Devant un sourd anonyme en terre païenne, qui nous représente tous, Jésus, à l’écart de la foule, effectue le geste et la parole qui ouvrent et qui sauvent. Effata, ses oreilles, sa vie, son être s’ouvrent à la nouveauté du Salut : Il fait entendre les sourds et parler les muets. Tous ceux qui acceptent de reconnaître qu’ils sont orgueilleusement enfermés sur eux-mêmes et qui reçoivent en pleine vie l’Effata du Seigneur, ceux-là sont porteurs de sa parole pour le monde et l’Évangile est annoncé jusqu’aux limites du monde. Magnifique réponse chrétienne à notre monde d’aujourd’hui.

J’en étais là de ma méditation quand, au sortir de camp de jeunes chrétiens, j’ai rencontré un jeune homme de 9 ans et demi que j’appellerai Thomas. Il a fini par me dire : « On me demande d’ouvrir mon cœur à Jésus, j’essaie mais je n’y arrive pas. » En pensant que les autres y arrivaient, il avait les larmes aux yeux. Mais il a compris que tout le groupe était dans le même cas. Patatras, toute ma belle méditation s’effondrait devant ses larmes. J’ai entendu des centaines de prédications « ouvrez vos cœurs », des cantiques « ouvrez vos cœurs au souffle de Dieu », toutes ces paroles de mamans chrétiennes « Jésus est dans ton cœur ». Et tout cela est vrai. Sauf les larmes de Thomas.

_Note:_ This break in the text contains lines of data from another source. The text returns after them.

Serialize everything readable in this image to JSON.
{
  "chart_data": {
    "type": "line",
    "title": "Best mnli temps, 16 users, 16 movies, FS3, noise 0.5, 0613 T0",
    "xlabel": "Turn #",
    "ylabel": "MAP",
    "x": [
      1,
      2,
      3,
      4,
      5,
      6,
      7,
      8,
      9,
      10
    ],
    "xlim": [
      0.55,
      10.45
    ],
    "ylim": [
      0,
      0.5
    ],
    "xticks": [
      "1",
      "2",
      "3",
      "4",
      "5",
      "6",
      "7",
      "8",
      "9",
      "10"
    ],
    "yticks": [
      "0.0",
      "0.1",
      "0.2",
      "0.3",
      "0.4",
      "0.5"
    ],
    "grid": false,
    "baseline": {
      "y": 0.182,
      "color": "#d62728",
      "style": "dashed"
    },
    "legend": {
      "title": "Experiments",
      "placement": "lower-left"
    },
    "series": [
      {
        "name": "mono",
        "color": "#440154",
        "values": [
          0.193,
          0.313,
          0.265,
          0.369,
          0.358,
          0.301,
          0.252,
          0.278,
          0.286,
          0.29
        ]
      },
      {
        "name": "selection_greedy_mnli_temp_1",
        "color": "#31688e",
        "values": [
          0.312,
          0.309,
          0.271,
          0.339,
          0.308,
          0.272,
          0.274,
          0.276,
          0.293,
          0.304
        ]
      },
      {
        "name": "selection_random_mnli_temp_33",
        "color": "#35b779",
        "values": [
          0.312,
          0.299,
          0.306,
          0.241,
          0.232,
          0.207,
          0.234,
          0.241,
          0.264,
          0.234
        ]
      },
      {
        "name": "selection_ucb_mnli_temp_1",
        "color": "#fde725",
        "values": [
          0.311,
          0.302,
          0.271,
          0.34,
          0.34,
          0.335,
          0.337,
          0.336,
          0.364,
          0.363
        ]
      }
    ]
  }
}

Alors, en pensant à l’Effata de Jésus, nous avons lu les lectures d’aujourd’hui. Avec la lettre de Saint Jacques Thomas a cessé de pleurer, ses yeux se sont littéralement ouverts. Ouvrir son cœur, ce n’est pas avec sa tête ou ses sentiments. Ouvrir son cœur c’est accueillir concrètement le pauvre au nom de Jésus. Et Thomas est reparti, presque pressé, le regard clair. Je crois qu’il s’ouvrait.

Je vous redis la merveille : Écoutez donc, frères et sœurs bien-aimés, écoute Thomas, Dieu lui-même n’a t-il pas choisi ceux qui sont pauvres aux yeux du monde pour en faire des riches dans la foi et des héritiers du Royaume promis par Lui à ceux qui l’auront aimé? (Jc 2, 5). Soudain les écailles nous tombent des yeux : notre culture s’enferme dans son autonomie parce que nos cœurs se sont embourgeoisés. La vie chrétienne est concrète. Elle rend visible l’amour invisible de Dieu en nous :
[|« Quand t’avons-nous vu affamé, prisonnier, nu ou malade? » (Mt 25)|]

Alors l’ouverture du cœur c’est quoi ? Pour ouvrir les yeux je vous propose de vérifier un curseur de vie. D’un côté, soi et les siens. De l’autre, le pauvre et l’autre. À la louche, faites 50/50 et examinez votre vie. Combien de temps, d’intelligence et d’amour suis-je en train de donner à moi et aux miens, à ceux qui vivent comme moi, ou, mieux, d’intelligence à ceux qui réfléchissent comme moi, de cœur, d’attention, d’argent et de prière à ceux qui répondent et prient comme moi ? Suis-je capable d’écouter et de voir le pauvre qui appelle, le malheureux qui est sans aide, au lieu de déverser mon savoir, mon avoir et mon pouvoir?

Où est le curseur? Soyons réalistes. Temps, intelligence, attention du cœur, les saints ont approché les 50/50 ou plus si affinité avec l’Esprit Saint.

Accrochez sur tous vos portails, portes d’entrée et sur votre frigidaire un autocollant EFFATA!
Voici le code de vos comptes, de vos coffres : EFFATA!

En y repensant maintenant, Thomas est parti avec le sourire.